Similarly predictable behavior patterns can be found incyber-crime. Ahlberg's company ran an automated system that collected data on 750 criminal or hacker forums on the web and the darkweb that use seven different languages, including Chinese, Russian and Arabic. Data on 1.4 million handles was processed and indexed, with some interesting results.
They found that over 96 percent of forum handles were used only once, indicating that the vast hackers that frequent these forums are keenly aware of the need to take measures to hide their identities.
But that's not always the case, and the exceptions provided Ahlberg with the opportunity to find out more about those hackers and their activities. "If I can see two (handle) patterns moving in sync then it could be that it is the same person using two different handles, or it could be two guys who are working together," he says. "The trick is to find handles that display similar usage behavior. By identifying ‘hang-arounds,’ we can begin to identify a crew."
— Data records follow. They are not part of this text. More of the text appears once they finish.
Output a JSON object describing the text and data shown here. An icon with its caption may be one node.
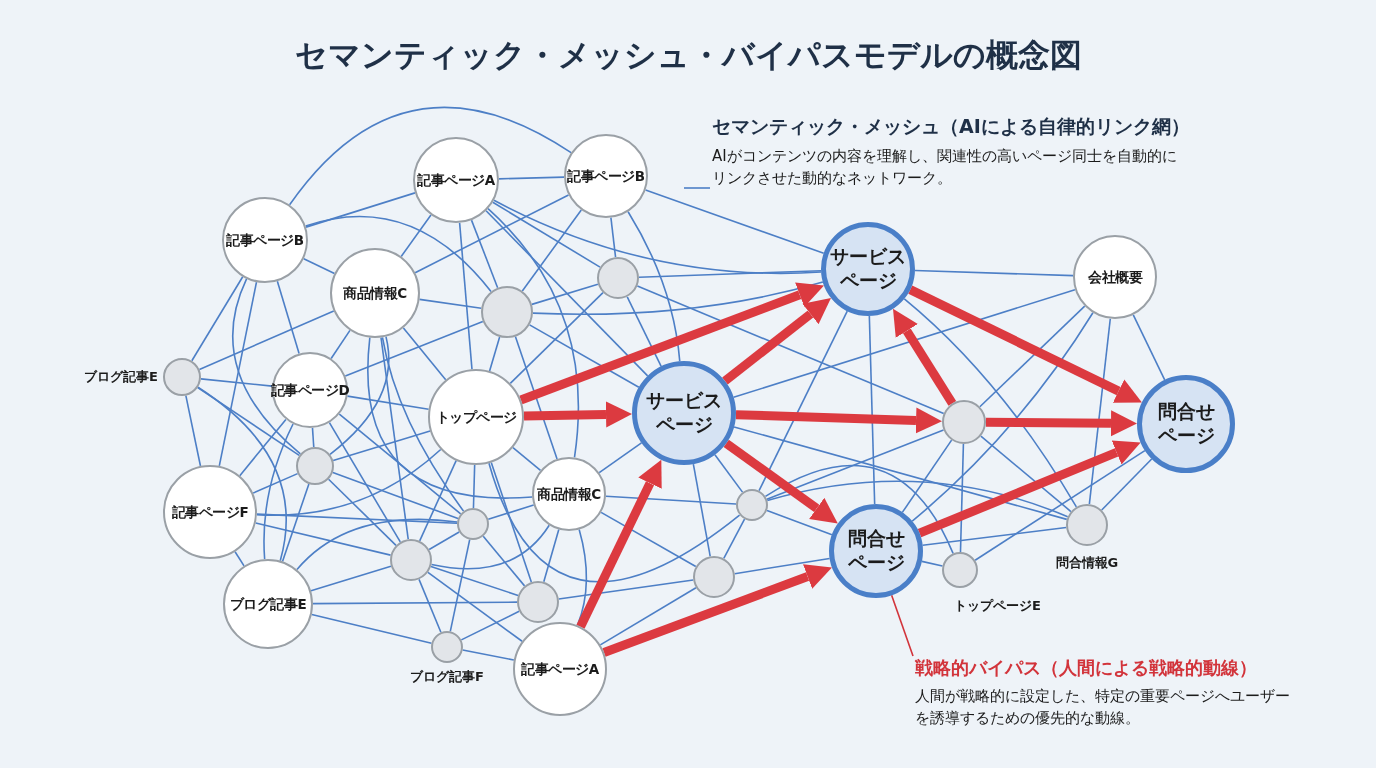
{
  "diagram": {
    "title": "セマンティック・メッシュ・バイパスモデルの概念図",
    "nodes": [
      {
        "text": [
          "記事ページA"
        ]
      },
      {
        "text": [
          "記事ページB"
        ]
      },
      {
        "text": [
          "記事ページB"
        ]
      },
      {
        "text": [
          "商品情報C"
        ]
      },
      {
        "text": [],
        "shape": "circle"
      },
      {
        "text": [],
        "shape": "circle"
      },
      {
        "text": [],
        "shape": "circle",
        "beside": [
          "ブログ記事E"
        ]
      },
      {
        "text": [
          "記事ページD"
        ]
      },
      {
        "text": [
          "トップページ"
        ]
      },
      {
        "text": [],
        "shape": "circle"
      },
      {
        "text": [
          "サービスページ"
        ]
      },
      {
        "text": [
          "サービスページ"
        ]
      },
      {
        "text": [
          "会社概要"
        ]
      },
      {
        "text": [],
        "shape": "circle"
      },
      {
        "text": [
          "問合せページ"
        ]
      },
      {
        "text": [
          "記事ページF"
        ]
      },
      {
        "text": [
          "商品情報C"
        ]
      },
      {
        "text": [],
        "shape": "circle"
      },
      {
        "text": [],
        "shape": "circle"
      },
      {
        "text": [
          "問合せページ"
        ]
      },
      {
        "text": [],
        "shape": "circle"
      },
      {
        "text": [],
        "shape": "circle"
      },
      {
        "text": [],
        "shape": "circle",
        "beside": [
          "問合情報G"
        ]
      },
      {
        "text": [],
        "shape": "circle",
        "beside": [
          "トップページE"
        ]
      },
      {
        "text": [
          "ブログ記事E"
        ]
      },
      {
        "text": [],
        "shape": "circle"
      },
      {
        "text": [],
        "shape": "circle",
        "beside": [
          "ブログ記事F"
        ]
      },
      {
        "text": [
          "記事ページA"
        ]
      },
      {
        "text": [
          "セマンティック・メッシュ（AIによる自律的リンク網）",
          "AIがコンテンツの内容を理解し、関連性の高いページ同士を自動的にリンクさせた動的なネットワーク。"
        ]
      },
      {
        "text": [
          "戦略的バイパス（人間による戦略的動線）",
          "人間が戦略的に設定した、特定の重要ページへユーザーを誘導するための優先的な動線。"
        ]
      }
    ],
    "edges": [
      {
        "from": 0,
        "to": 1,
        "arrow": "none"
      },
      {
        "from": 0,
        "to": 2,
        "arrow": "none"
      },
      {
        "from": 0,
        "to": 3,
        "arrow": "none"
      },
      {
        "from": 0,
        "to": 4,
        "arrow": "none"
      },
      {
        "from": 0,
        "to": 5,
        "arrow": "none"
      },
      {
        "from": 0,
        "to": 8,
        "arrow": "none"
      },
      {
        "from": 0,
        "to": 10,
        "arrow": "none"
      },
      {
        "from": 0,
        "to": 11,
        "arrow": "none"
      },
      {
        "from": 0,
        "to": 16,
        "arrow": "none"
      },
      {
        "from": 1,
        "to": 2,
        "arrow": "none"
      },
      {
        "from": 1,
        "to": 3,
        "arrow": "none"
      },
      {
        "from": 1,
        "to": 4,
        "arrow": "none"
      },
      {
        "from": 1,
        "to": 5,
        "arrow": "none"
      },
      {
        "from": 1,
        "to": 10,
        "arrow": "none"
      },
      {
        "from": 1,
        "to": 11,
        "arrow": "none"
      },
      {
        "from": 2,
        "to": 3,
        "arrow": "none"
      },
      {
        "from": 2,
        "to": 4,
        "arrow": "none"
      },
      {
        "from": 2,
        "to": 6,
        "arrow": "none"
      },
      {
        "from": 2,
        "to": 7,
        "arrow": "none"
      },
      {
        "from": 2,
        "to": 9,
        "arrow": "none"
      },
      {
        "from": 2,
        "to": 15,
        "arrow": "none"
      },
      {
        "from": 3,
        "to": 4,
        "arrow": "none"
      },
      {
        "from": 3,
        "to": 6,
        "arrow": "none"
      },
      {
        "from": 3,
        "to": 7,
        "arrow": "none"
      },
      {
        "from": 3,
        "to": 8,
        "arrow": "none"
      },
      {
        "from": 3,
        "to": 9,
        "arrow": "none"
      },
      {
        "from": 3,
        "to": 16,
        "arrow": "none"
      },
      {
        "from": 3,
        "to": 17,
        "arrow": "none"
      },
      {
        "from": 3,
        "to": 20,
        "arrow": "none"
      },
      {
        "from": 4,
        "to": 5,
        "arrow": "none"
      },
      {
        "from": 4,
        "to": 7,
        "arrow": "none"
      },
      {
        "from": 4,
        "to": 8,
        "arrow": "none"
      },
      {
        "from": 4,
        "to": 10,
        "arrow": "none"
      },
      {
        "from": 4,
        "to": 11,
        "arrow": "none"
      },
      {
        "from": 4,
        "to": 16,
        "arrow": "none"
      },
      {
        "from": 5,
        "to": 8,
        "arrow": "none"
      },
      {
        "from": 5,
        "to": 10,
        "arrow": "none"
      },
      {
        "from": 5,
        "to": 11,
        "arrow": "none"
      },
      {
        "from": 5,
        "to": 13,
        "arrow": "none"
      },
      {
        "from": 6,
        "to": 7,
        "arrow": "none"
      },
      {
        "from": 6,
        "to": 9,
        "arrow": "none"
      },
      {
        "from": 6,
        "to": 15,
        "arrow": "none"
      },
      {
        "from": 6,
        "to": 24,
        "arrow": "none"
      },
      {
        "from": 7,
        "to": 8,
        "arrow": "none"
      },
      {
        "from": 7,
        "to": 9,
        "arrow": "none"
      },
      {
        "from": 7,
        "to": 15,
        "arrow": "none"
      },
      {
        "from": 7,
        "to": 17,
        "arrow": "none"
      },
      {
        "from": 7,
        "to": 20,
        "arrow": "none"
      },
      {
        "from": 7,
        "to": 24,
        "arrow": "none"
      },
      {
        "from": 8,
        "to": 9,
        "arrow": "none"
      },
      {
        "from": 8,
        "to": 15,
        "arrow": "none"
      },
      {
        "from": 8,
        "to": 16,
        "arrow": "none"
      },
      {
        "from": 8,
        "to": 17,
        "arrow": "none"
      },
      {
        "from": 8,
        "to": 20,
        "arrow": "none"
      },
      {
        "from": 8,
        "to": 25,
        "arrow": "none"
      },
      {
        "from": 8,
        "to": 18,
        "arrow": "none"
      },
      {
        "from": 9,
        "to": 15,
        "arrow": "none"
      },
      {
        "from": 9,
        "to": 17,
        "arrow": "none"
      },
      {
        "from": 9,
        "to": 20,
        "arrow": "none"
      },
      {
        "from": 9,
        "to": 24,
        "arrow": "none"
      },
      {
        "from": 10,
        "to": 16,
        "arrow": "none"
      },
      {
        "from": 10,
        "to": 18,
        "arrow": "none"
      },
      {
        "from": 10,
        "to": 21,
        "arrow": "none"
      },
      {
        "from": 10,
        "to": 12,
        "arrow": "none"
      },
      {
        "from": 10,
        "to": 22,
        "arrow": "none"
      },
      {
        "from": 11,
        "to": 12,
        "arrow": "none"
      },
      {
        "from": 11,
        "to": 18,
        "arrow": "none"
      },
      {
        "from": 11,
        "to": 19,
        "arrow": "none"
      },
      {
        "from": 11,
        "to": 22,
        "arrow": "none"
      },
      {
        "from": 12,
        "to": 13,
        "arrow": "none"
      },
      {
        "from": 12,
        "to": 14,
        "arrow": "none"
      },
      {
        "from": 12,
        "to": 19,
        "arrow": "none"
      },
      {
        "from": 12,
        "to": 22,
        "arrow": "none"
      },
      {
        "from": 13,
        "to": 18,
        "arrow": "none"
      },
      {
        "from": 13,
        "to": 19,
        "arrow": "none"
      },
      {
        "from": 13,
        "to": 22,
        "arrow": "none"
      },
      {
        "from": 13,
        "to": 23,
        "arrow": "none"
      },
      {
        "from": 14,
        "to": 22,
        "arrow": "none"
      },
      {
        "from": 14,
        "to": 23,
        "arrow": "none"
      },
      {
        "from": 15,
        "to": 17,
        "arrow": "none"
      },
      {
        "from": 15,
        "to": 20,
        "arrow": "none"
      },
      {
        "from": 15,
        "to": 24,
        "arrow": "none"
      },
      {
        "from": 16,
        "to": 17,
        "arrow": "none"
      },
      {
        "from": 16,
        "to": 18,
        "arrow": "none"
      },
      {
        "from": 16,
        "to": 20,
        "arrow": "none"
      },
      {
        "from": 16,
        "to": 21,
        "arrow": "none"
      },
      {
        "from": 16,
        "to": 25,
        "arrow": "none"
      },
      {
        "from": 16,
        "to": 27,
        "arrow": "none"
      },
      {
        "from": 17,
        "to": 20,
        "arrow": "none"
      },
      {
        "from": 17,
        "to": 24,
        "arrow": "none"
      },
      {
        "from": 17,
        "to": 25,
        "arrow": "none"
      },
      {
        "from": 17,
        "to": 26,
        "arrow": "none"
      },
      {
        "from": 18,
        "to": 19,
        "arrow": "none"
      },
      {
        "from": 18,
        "to": 21,
        "arrow": "none"
      },
      {
        "from": 18,
        "to": 22,
        "arrow": "none"
      },
      {
        "from": 18,
        "to": 23,
        "arrow": "none"
      },
      {
        "from": 19,
        "to": 21,
        "arrow": "none"
      },
      {
        "from": 19,
        "to": 22,
        "arrow": "none"
      },
      {
        "from": 19,
        "to": 23,
        "arrow": "none"
      },
      {
        "from": 20,
        "to": 24,
        "arrow": "none"
      },
      {
        "from": 20,
        "to": 25,
        "arrow": "none"
      },
      {
        "from": 20,
        "to": 26,
        "arrow": "none"
      },
      {
        "from": 20,
        "to": 27,
        "arrow": "none"
      },
      {
        "from": 21,
        "to": 25,
        "arrow": "none"
      },
      {
        "from": 21,
        "to": 27,
        "arrow": "none"
      },
      {
        "from": 24,
        "to": 25,
        "arrow": "none"
      },
      {
        "from": 24,
        "to": 26,
        "arrow": "none"
      },
      {
        "from": 25,
        "to": 26,
        "arrow": "none"
      },
      {
        "from": 26,
        "to": 27,
        "arrow": "none"
      },
      {
        "from": 8,
        "to": 11,
        "arrow": "to",
        "style": "thick",
        "color": "#dc3a40"
      },
      {
        "from": 8,
        "to": 10,
        "arrow": "to",
        "style": "thick",
        "color": "#dc3a40"
      },
      {
        "from": 10,
        "to": 11,
        "arrow": "to",
        "style": "thick",
        "color": "#dc3a40"
      },
      {
        "from": 10,
        "to": 13,
        "arrow": "to",
        "style": "thick",
        "color": "#dc3a40"
      },
      {
        "from": 10,
        "to": 19,
        "arrow": "to",
        "style": "thick",
        "color": "#dc3a40"
      },
      {
        "from": 27,
        "to": 10,
        "arrow": "to",
        "style": "thick",
        "color": "#dc3a40"
      },
      {
        "from": 27,
        "to": 19,
        "arrow": "to",
        "style": "thick",
        "color": "#dc3a40"
      },
      {
        "from": 13,
        "to": 11,
        "arrow": "to",
        "style": "thick",
        "color": "#dc3a40"
      },
      {
        "from": 13,
        "to": 14,
        "arrow": "to",
        "style": "thick",
        "color": "#dc3a40"
      },
      {
        "from": 11,
        "to": 14,
        "arrow": "to",
        "style": "thick",
        "color": "#dc3a40"
      },
      {
        "from": 19,
        "to": 14,
        "arrow": "to",
        "style": "thick",
        "color": "#dc3a40"
      },
      {
        "from": 28,
        "to": null,
        "arrow": "none"
      },
      {
        "from": 29,
        "to": 19,
        "arrow": "none",
        "color": "#d2343b"
      }
    ]
  }
}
By looking at the language used in different forums, it was possible to extract other information from the captured data. It turns out that distinct groups of hackers work at very different times of the day or night. For example, Iranian hackers tend to work during the day (perhaps indicating that many of them are students), while Russian hackers tend to operate in the evening (which suggests that many have daytime jobs and carry out cybercrime as a second job to supplement their incomes).
And groups of hackers that operate on Russian language sites frequent these sites at different times, which suggests they may be in different time zones, perhaps one group in Vladivostok and another in Moscow.
And other patterns provide experts with even stronger indications of where hackers may be from. For example, Russian hacking activity falls away during New Year's Eve (for obvious reasons), while Arab hackers' activity ramps up during the month of Ramadan (when perhaps there is little else to do).
What's clear from all this is that while some level of attribution is possible, it is very much an inexact science: two years after the Sony hack it's not entirely obvious how the U.S. government can be sure that North Korean hackers were responsible.
But using techniques such as Pattern of Life analysis the security community is increasingly able to shed some light on the "who?" and "why?" of cyberattacks, and it is information that enterprises can take advantage of to minimize the damage when intrusions do occur and to help keep themselves safer in the future.